My kids are frolicking! Really!! MY children!
They’re outside, they’re running around, they’re having fun — without colorful plastic toys, without a play structure, without an adult overseeing, supervising, or facilitating…without ME! Just a big backyard, rolling grass, a random hill or two and my kids. I’ve never seen anything so beautiful.
Maybe this wouldn’t be such a big deal if I were used to it. But I’m not.
We don’t live in the country. This is just our summer vacation. At home, my kids almost never play outside, and they certainly don’t play outside without me standing there beside them suggesting what to play and showing them exactly how to play it.
When did kids stop knowing how to play? When I was a kid the rule was: come home from school, disappear until dinner, show up for food and go to sleep. My parents never watched us. And they didn’t provide us with any “props” to facilitate our entertainment. Okay, I had one of those geo-domes and a zip line. But I barely used them. What was the point? The neighborhood was my oyster! All of the kids would get together after school and climb trees, play Red Rover, and ride bikes around and around (and around and around and around…) in the wide circular driveway behind my house until my dad, irritated by our repetitive cycling came outside yelling “ENOUGH ALREADY!” That’s the way frolicking was done in the olden days.
This is my fault.
My kids have just never really frolicked. We live in a big city and they play inside where it’s safe. They have video games, a playroom filled with toys, and a jacuzzi in the courtyard that I let them splash around in occasionally. But the big outdoors scares them. The most freedom my kids have enjoyed is riding their bikes in the street. It sounds dangerous, but bike riding in my neighborhood consists of a grown-up, (i.e. “me”) standing in the middle of the street or sitting on the curb watching vigilantly in both directions for any car movement. If I see any car along any road nearby I yell “CAR!” and the kids know to scatter immediately to the side of the road. When the car is gone, I yell “CLEAR!” and they resume their riding. That’s it. And I sit right there the whole time…yelling…”CAR!” “CLEAR!” “CAR!…NO WAIT!…CLEAR!’

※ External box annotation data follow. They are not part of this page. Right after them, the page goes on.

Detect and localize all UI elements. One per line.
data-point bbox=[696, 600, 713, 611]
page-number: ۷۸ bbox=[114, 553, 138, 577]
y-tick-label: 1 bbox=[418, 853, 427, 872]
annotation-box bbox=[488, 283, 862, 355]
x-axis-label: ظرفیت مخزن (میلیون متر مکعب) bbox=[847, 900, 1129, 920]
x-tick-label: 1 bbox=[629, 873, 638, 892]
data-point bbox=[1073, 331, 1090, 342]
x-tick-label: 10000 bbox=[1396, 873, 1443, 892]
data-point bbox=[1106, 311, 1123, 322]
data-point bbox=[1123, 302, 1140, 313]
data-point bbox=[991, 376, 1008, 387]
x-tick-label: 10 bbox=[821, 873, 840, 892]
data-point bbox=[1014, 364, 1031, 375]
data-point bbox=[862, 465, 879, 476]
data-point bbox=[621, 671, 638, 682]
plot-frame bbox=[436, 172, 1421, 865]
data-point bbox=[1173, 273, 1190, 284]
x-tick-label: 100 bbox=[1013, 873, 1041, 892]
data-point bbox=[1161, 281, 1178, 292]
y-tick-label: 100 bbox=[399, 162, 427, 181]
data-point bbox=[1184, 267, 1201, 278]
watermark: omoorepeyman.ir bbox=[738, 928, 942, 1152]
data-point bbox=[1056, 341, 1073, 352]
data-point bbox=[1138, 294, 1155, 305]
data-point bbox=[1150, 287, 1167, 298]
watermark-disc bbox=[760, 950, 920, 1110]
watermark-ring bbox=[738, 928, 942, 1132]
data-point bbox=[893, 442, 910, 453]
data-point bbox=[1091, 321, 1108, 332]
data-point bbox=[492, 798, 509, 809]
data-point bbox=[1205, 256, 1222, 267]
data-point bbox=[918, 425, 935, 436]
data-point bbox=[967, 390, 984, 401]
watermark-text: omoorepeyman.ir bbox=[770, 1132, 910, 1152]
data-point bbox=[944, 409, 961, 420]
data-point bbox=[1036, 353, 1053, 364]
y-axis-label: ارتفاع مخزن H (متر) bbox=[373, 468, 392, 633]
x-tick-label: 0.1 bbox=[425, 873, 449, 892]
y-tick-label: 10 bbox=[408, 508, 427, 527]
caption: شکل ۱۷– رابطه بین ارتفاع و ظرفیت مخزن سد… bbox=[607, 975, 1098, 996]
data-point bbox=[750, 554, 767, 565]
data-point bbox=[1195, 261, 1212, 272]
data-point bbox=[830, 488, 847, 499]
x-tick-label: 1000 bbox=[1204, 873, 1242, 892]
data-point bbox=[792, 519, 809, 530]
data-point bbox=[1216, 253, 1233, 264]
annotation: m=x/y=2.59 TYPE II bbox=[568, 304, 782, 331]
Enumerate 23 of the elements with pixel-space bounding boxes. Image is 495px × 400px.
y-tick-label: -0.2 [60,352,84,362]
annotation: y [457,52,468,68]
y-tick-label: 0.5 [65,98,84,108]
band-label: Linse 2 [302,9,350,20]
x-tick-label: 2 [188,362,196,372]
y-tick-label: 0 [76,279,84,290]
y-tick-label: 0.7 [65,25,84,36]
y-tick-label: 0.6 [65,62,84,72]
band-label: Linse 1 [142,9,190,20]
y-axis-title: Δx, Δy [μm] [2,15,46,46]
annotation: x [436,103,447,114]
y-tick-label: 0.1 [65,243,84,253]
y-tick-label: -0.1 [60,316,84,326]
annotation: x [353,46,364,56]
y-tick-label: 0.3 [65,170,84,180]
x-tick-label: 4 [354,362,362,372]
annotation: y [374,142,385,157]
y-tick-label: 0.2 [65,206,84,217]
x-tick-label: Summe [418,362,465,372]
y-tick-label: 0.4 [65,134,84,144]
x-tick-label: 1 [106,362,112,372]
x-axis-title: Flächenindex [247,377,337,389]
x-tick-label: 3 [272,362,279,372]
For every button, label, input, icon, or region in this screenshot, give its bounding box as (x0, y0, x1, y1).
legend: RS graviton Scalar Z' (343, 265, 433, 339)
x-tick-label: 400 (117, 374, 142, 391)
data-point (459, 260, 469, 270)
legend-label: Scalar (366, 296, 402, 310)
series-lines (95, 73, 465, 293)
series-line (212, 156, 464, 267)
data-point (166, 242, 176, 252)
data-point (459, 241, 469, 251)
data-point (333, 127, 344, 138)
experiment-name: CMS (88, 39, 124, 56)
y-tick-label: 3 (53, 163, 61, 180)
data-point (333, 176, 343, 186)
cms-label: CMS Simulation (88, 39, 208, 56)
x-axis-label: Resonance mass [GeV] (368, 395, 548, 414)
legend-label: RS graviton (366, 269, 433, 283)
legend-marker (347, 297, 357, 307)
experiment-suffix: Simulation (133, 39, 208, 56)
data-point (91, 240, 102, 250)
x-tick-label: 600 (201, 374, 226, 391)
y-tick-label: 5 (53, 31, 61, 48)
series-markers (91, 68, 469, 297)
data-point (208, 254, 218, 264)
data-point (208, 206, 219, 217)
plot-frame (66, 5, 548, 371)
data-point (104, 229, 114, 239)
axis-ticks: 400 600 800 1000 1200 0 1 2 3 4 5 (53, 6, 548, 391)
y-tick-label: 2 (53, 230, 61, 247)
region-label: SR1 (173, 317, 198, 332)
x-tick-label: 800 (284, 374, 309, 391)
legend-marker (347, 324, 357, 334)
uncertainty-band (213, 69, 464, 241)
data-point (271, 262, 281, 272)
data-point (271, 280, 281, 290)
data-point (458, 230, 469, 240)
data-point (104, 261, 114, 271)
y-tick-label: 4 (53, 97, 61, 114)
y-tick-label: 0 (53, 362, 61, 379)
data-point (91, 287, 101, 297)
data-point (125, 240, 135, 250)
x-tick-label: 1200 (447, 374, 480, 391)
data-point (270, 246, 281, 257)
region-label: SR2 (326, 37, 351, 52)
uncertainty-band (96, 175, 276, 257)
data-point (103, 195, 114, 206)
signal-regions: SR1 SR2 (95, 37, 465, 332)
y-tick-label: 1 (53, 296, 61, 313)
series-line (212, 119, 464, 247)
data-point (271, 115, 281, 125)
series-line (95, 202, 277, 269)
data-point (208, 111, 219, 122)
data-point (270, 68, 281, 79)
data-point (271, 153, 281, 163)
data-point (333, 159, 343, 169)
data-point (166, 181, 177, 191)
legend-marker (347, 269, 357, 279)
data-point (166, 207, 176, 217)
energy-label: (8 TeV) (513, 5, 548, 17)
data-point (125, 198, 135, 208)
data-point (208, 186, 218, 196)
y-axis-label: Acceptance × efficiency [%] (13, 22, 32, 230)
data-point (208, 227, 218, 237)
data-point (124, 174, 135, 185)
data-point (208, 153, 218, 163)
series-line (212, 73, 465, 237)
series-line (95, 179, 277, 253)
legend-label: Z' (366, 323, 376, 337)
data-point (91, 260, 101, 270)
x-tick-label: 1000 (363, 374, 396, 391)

It’s unproductive. And quite frankly, it’s boring. Once I invited my neighbors to join me for a little curbside cocktail hour as we watched our kids riding up and down the street and took turns yelling “CAR!” and “CLEAR!” and “PASS THE WINE.” It made it more entertaining. But you can’t really do that everyday, can you?
So you can see why, when I look out my window of our summer house in the mountains and see my kids rolling down the hill in the front yard, chasing each other and “frolicking” outside I am so pleased.
It wasn’t easy to get here. Our first day in the house I opened the back door to the yard and said “Go.” They stood there and looked out at the wide expanse of foreign territory blinking.
“GO!” I tried to shoo them out the door.
“Are you coming with us?”
“Nope. I’m going to be right here in the kitchen cleaning up. I can see you through the window. Go play! Have fun!”
“Are there bears?”
“No there aren’t any bears. Well, there might be, but they’re not interested in coming into our yard while you’re running around.”
“Really?”
“Really.” I hoped I was right. But I wasn’t going to give them the bear excuse to bow out of playing in the yard.
“We’re scared.”
“Scared? Of what? Grass? Leaves? Fresh air?? You’re totally safe. Look how beautiful it is! Go play!” I pointed to the lovely vista of rolling hills behind our house. They were unconvinced.
“What are we supposed to do out there?” I couldn’t believe they would look at this gorgeous yard and not know what to do with it. “You can play catch! You can play tag! You can roll around on it.”
“How do you do that?”
“Roll?” I was beside myself. I had had enough of this. I took them both outside by the hand to the top of a small hill and literally showed them how to roll down a hill.
“WEEEEEEEEE!!!! I added enthusiastic sound effects to emphasize how much fun I was having. “Come on! Try it.”
Livi got down on the grass and rolled. She rolled a little sideways, and partially under a bush but she was laughing like it was the funniest thing she had ever done. Ben, convinced by Livi’s laughter, followed her down. Somehow between all of us rolling, picking buttercups, playing tag, and me throwing a raw hot dog out into the field to convince the kids there was something more interesting to the bears than they are, they started to relax and have fun.
And like a parent watching their child balance on a bicycle for the first time, I let go and slowly backed toward the house. I closed the screen door behind me, came into the kitchen and poured myself a glass of lemonade. I could see through the back window they were having fun. They were happy. They were safe. They were frolicking!
I sat down, took a leisurely swig of my lemonade, and yelled “CLEAR!”